# can you tell me if this is a manny



## daz (Jan 21, 2005)

when i got it i was told it was but been told now it isnt


----------



## traumatic (Jan 29, 2003)

does it have a green tint to it?
does it have a humeral spot?

if you said no to those questions then it's a gouldingi.

if you said yes to those questions then it's a manny

edit: Just read your other post, at 7" your fish should have more definitive markings, such as an orange gill and humeral spot. I dont' see that in your pics.

i'm gonna say gouldingi


----------



## daz (Jan 21, 2005)

traumatic said:


> How big?
> 
> does it have a green tint to it?
> does it have a humeral spot?
> ...


 what do you mean by humeral spot it does have a green tint


----------



## traumatic (Jan 29, 2003)

My manueli is smaller 4-5", but yours should exhibit similar features.

does yours have these colors? and the black spot behind the gill is the humeral spot:


----------



## compton ass steve (Nov 12, 2004)

i am also going to go with traumatic on that one...gouldingi, i dont know very much though, thats what it looks like to me


----------



## traumatic (Jan 29, 2003)

I'd like to see another pic or two to be sure


----------



## daz (Jan 21, 2005)

traumatic said:


> I'd like to see another pic or two to be sure
> [snapback]866033[/snapback]​


sorry carnt get very good pics it goes abit skitty when i go near the tank but this is the best i can do


----------



## Judazzz (Jan 13, 2003)

I think it's a Gouldingi too - _if_ it's the same as Husky_Jim's piranha (certainly looks a lot like it), which is definitely not a Manueli.

*_Moved to Piranha ID_*


----------



## daz (Jan 21, 2005)

ok thanks can any body give me any information about Gouldingi or tell me a sight were i will find out about it ie what to feed and how much,how big it will get and how much 1 is worth at about 4" in uk pounds if possible just intrested as might sell it


----------



## traumatic (Jan 29, 2003)

Gouldingi are fairly rare in the hobby. one your size could go for $200-250 maybe more since you're in the UK, and this fish is even more rare over there.

http://www.piranha-fury.com/pfury/index.ph...hlite=gouldingi

another link:

http://www.piranha-fury.com/pfury/index.ph...topic=56823&hl=


----------



## b_ack51 (Feb 11, 2003)

Its a very rare piranha, more expensive than a Manny. I believe heir full size is about 12 inches.

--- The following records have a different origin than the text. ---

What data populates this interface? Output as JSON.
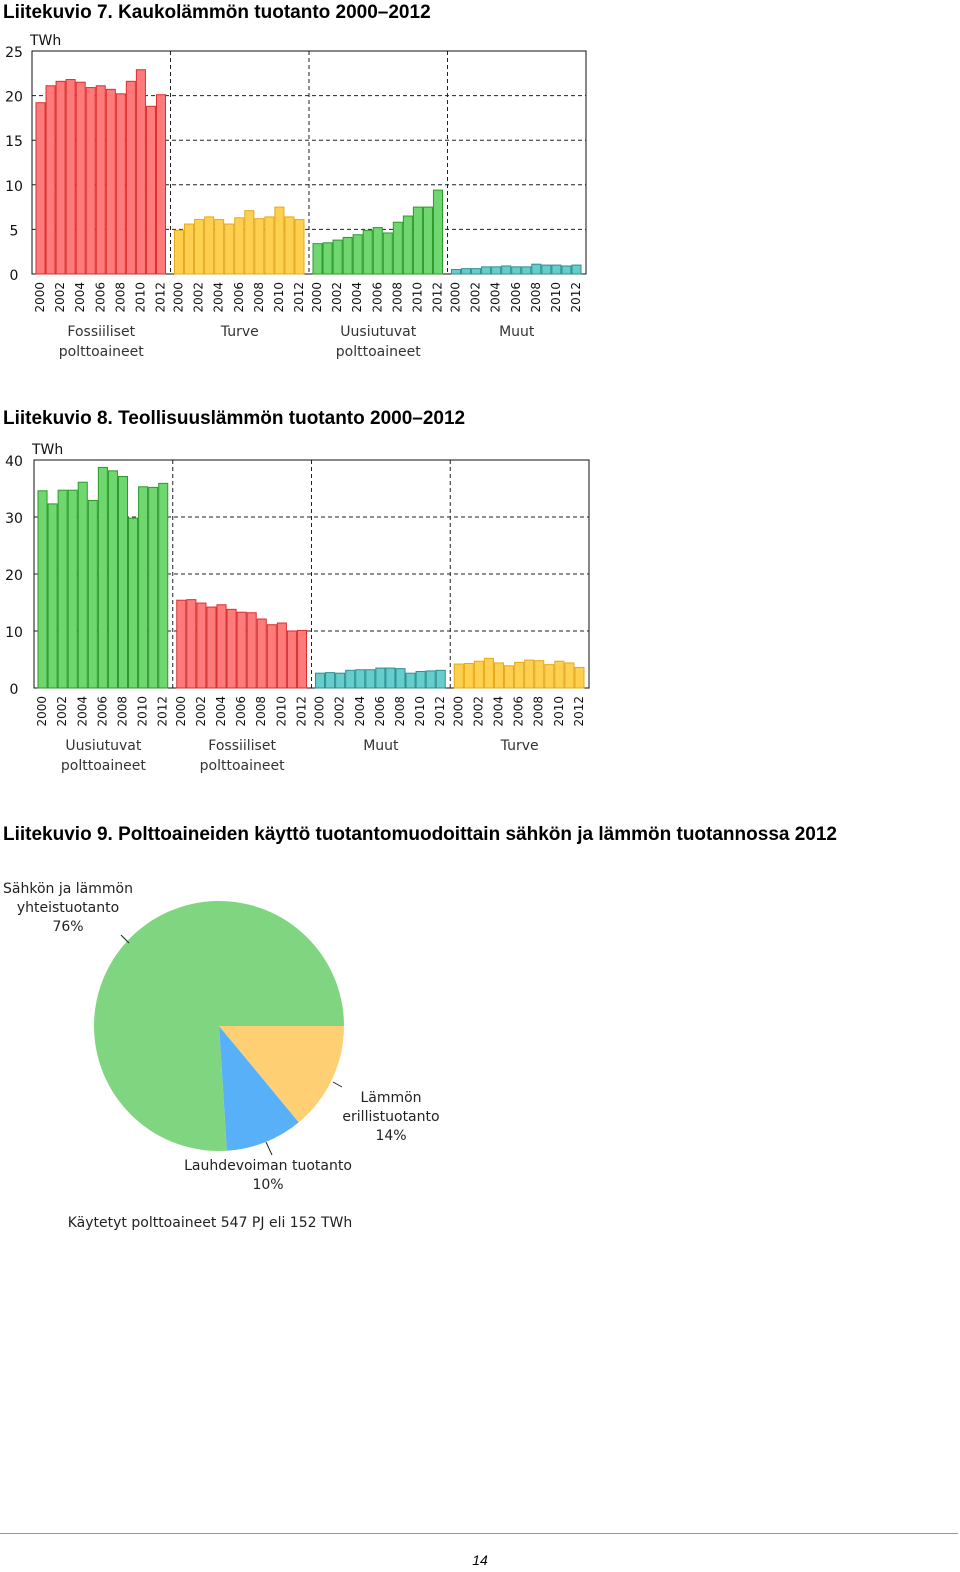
{
  "figures": [
    {
      "title": "Liitekuvio 7. Kaukolämmön tuotanto 2000–2012"
    },
    {
      "title": "Liitekuvio 8. Teollisuuslämmön tuotanto 2000–2012"
    },
    {
      "title": "Liitekuvio 9. Polttoaineiden käyttö tuotantomuodoittain sähkön ja lämmön tuotannossa 2012"
    }
  ],
  "chart_data": [
    {
      "type": "bar",
      "ylabel": "TWh",
      "ylim": [
        0,
        25
      ],
      "yticks": [
        0,
        5,
        10,
        15,
        20,
        25
      ],
      "grid": true,
      "years": [
        "2000",
        "2001",
        "2002",
        "2003",
        "2004",
        "2005",
        "2006",
        "2007",
        "2008",
        "2009",
        "2010",
        "2011",
        "2012"
      ],
      "year_tick_labels": [
        "2000",
        "2002",
        "2004",
        "2006",
        "2008",
        "2010",
        "2012"
      ],
      "series": [
        {
          "name": "Fossiiliset\npolttoaineet",
          "color": "#ff7a7a",
          "edge": "#d82f2f",
          "values": [
            19.2,
            21.1,
            21.6,
            21.8,
            21.5,
            20.9,
            21.1,
            20.7,
            20.2,
            21.6,
            22.9,
            18.8,
            20.1
          ]
        },
        {
          "name": "Turve",
          "color": "#ffd050",
          "edge": "#e6a91a",
          "values": [
            4.9,
            5.6,
            6.1,
            6.4,
            6.1,
            5.6,
            6.3,
            7.1,
            6.2,
            6.4,
            7.5,
            6.4,
            6.1
          ]
        },
        {
          "name": "Uusiutuvat\npolttoaineet",
          "color": "#70d670",
          "edge": "#2a9a2a",
          "values": [
            3.4,
            3.5,
            3.8,
            4.1,
            4.4,
            4.9,
            5.2,
            4.6,
            5.8,
            6.5,
            7.5,
            7.5,
            9.4
          ]
        },
        {
          "name": "Muut",
          "color": "#66cccc",
          "edge": "#2e8f8f",
          "values": [
            0.5,
            0.6,
            0.6,
            0.8,
            0.8,
            0.9,
            0.8,
            0.8,
            1.1,
            1.0,
            1.0,
            0.9,
            1.0
          ]
        }
      ]
    },
    {
      "type": "bar",
      "ylabel": "TWh",
      "ylim": [
        0,
        40
      ],
      "yticks": [
        0,
        10,
        20,
        30,
        40
      ],
      "grid": true,
      "years": [
        "2000",
        "2001",
        "2002",
        "2003",
        "2004",
        "2005",
        "2006",
        "2007",
        "2008",
        "2009",
        "2010",
        "2011",
        "2012"
      ],
      "year_tick_labels": [
        "2000",
        "2002",
        "2004",
        "2006",
        "2008",
        "2010",
        "2012"
      ],
      "series": [
        {
          "name": "Uusiutuvat\npolttoaineet",
          "color": "#70d670",
          "edge": "#2a9a2a",
          "values": [
            34.6,
            32.3,
            34.7,
            34.7,
            36.1,
            32.9,
            38.7,
            38.1,
            37.1,
            29.8,
            35.3,
            35.2,
            35.9
          ]
        },
        {
          "name": "Fossiiliset\npolttoaineet",
          "color": "#ff7a7a",
          "edge": "#d82f2f",
          "values": [
            15.4,
            15.5,
            14.9,
            14.2,
            14.6,
            13.8,
            13.3,
            13.2,
            12.1,
            11.1,
            11.4,
            10.0,
            10.1
          ]
        },
        {
          "name": "Muut",
          "color": "#66cccc",
          "edge": "#2e8f8f",
          "values": [
            2.6,
            2.7,
            2.6,
            3.1,
            3.2,
            3.2,
            3.5,
            3.5,
            3.4,
            2.6,
            2.9,
            3.0,
            3.1
          ]
        },
        {
          "name": "Turve",
          "color": "#ffd050",
          "edge": "#e6a91a",
          "values": [
            4.2,
            4.3,
            4.7,
            5.2,
            4.4,
            3.9,
            4.5,
            4.9,
            4.8,
            4.1,
            4.7,
            4.4,
            3.6
          ]
        }
      ]
    },
    {
      "type": "pie",
      "total_label": "Käytetyt polttoaineet 547 PJ eli 152 TWh",
      "slices": [
        {
          "name": "Sähkön ja lämmön\nyhteistuotanto",
          "pct_label": "76%",
          "value": 76,
          "color": "#80d680"
        },
        {
          "name": "Lauhdevoiman tuotanto",
          "pct_label": "10%",
          "value": 10,
          "color": "#58b0f8"
        },
        {
          "name": "Lämmön\nerillistuotanto",
          "pct_label": "14%",
          "value": 14,
          "color": "#ffd073"
        }
      ]
    }
  ],
  "page_number": "14"
}
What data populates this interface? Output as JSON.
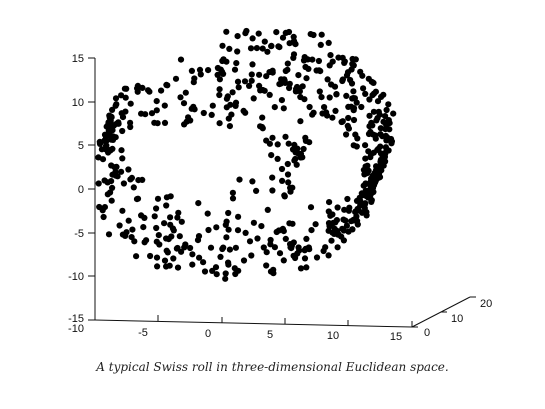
{
  "caption": "A typical Swiss roll in three-dimensional Euclidean space.",
  "chart_data": {
    "type": "scatter",
    "title": "",
    "xlabel": "",
    "ylabel": "",
    "zlabel": "",
    "projection": "3d",
    "xlim": [
      -10,
      15
    ],
    "ylim": [
      0,
      20
    ],
    "zlim": [
      -15,
      15
    ],
    "x_ticks": [
      "-10",
      "-5",
      "0",
      "5",
      "10",
      "15"
    ],
    "y_ticks": [
      "0",
      "10",
      "20"
    ],
    "z_ticks": [
      "15",
      "10",
      "5",
      "0",
      "-5",
      "-10",
      "-15"
    ],
    "grid": false,
    "marker_color": "#000000",
    "t_range": [
      4.71,
      14.14
    ],
    "depth_range": [
      0,
      20
    ],
    "n_points": 700
  }
}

Info here http://www.angelfire.com/biz/piranha038/


----------



## piranha_guy_dan (Oct 4, 2004)

http://www.piranha-fury.com/pfury/index.php?showtopic=54570

there are a bunch of manny pics so that should help you tell if yours is a manny or not hope i could help out a lil cause i had the same problem too


----------



## marco (Jan 2, 2003)

DEFINATLY Gouldingi . and a nice one at that


----------



## hastatus (Jan 16, 2003)

Snout is a bit Pristobrycon-like which fits with S. gouldingi. S. manueli is more pointy-snouted. I agree with Traumatic the species likely is S. gouldingi based on features already covered.


----------



## STREGA (Mar 13, 2005)

THAT IS A MANUELI!!!!


----------



## lophius (Mar 24, 2003)

> STREGA
> 
> THAT IS A MANUELI!!!!


NO its not - it now resides in my fish house sharing a partitioned 75 with a manny - its 100% gouldingi !!!!

carl


----------



## Husky_Jim (May 26, 2003)

I don't know why this post was dig up but the fish is 100% Gouldingi and it is almost identical to my fish.


----------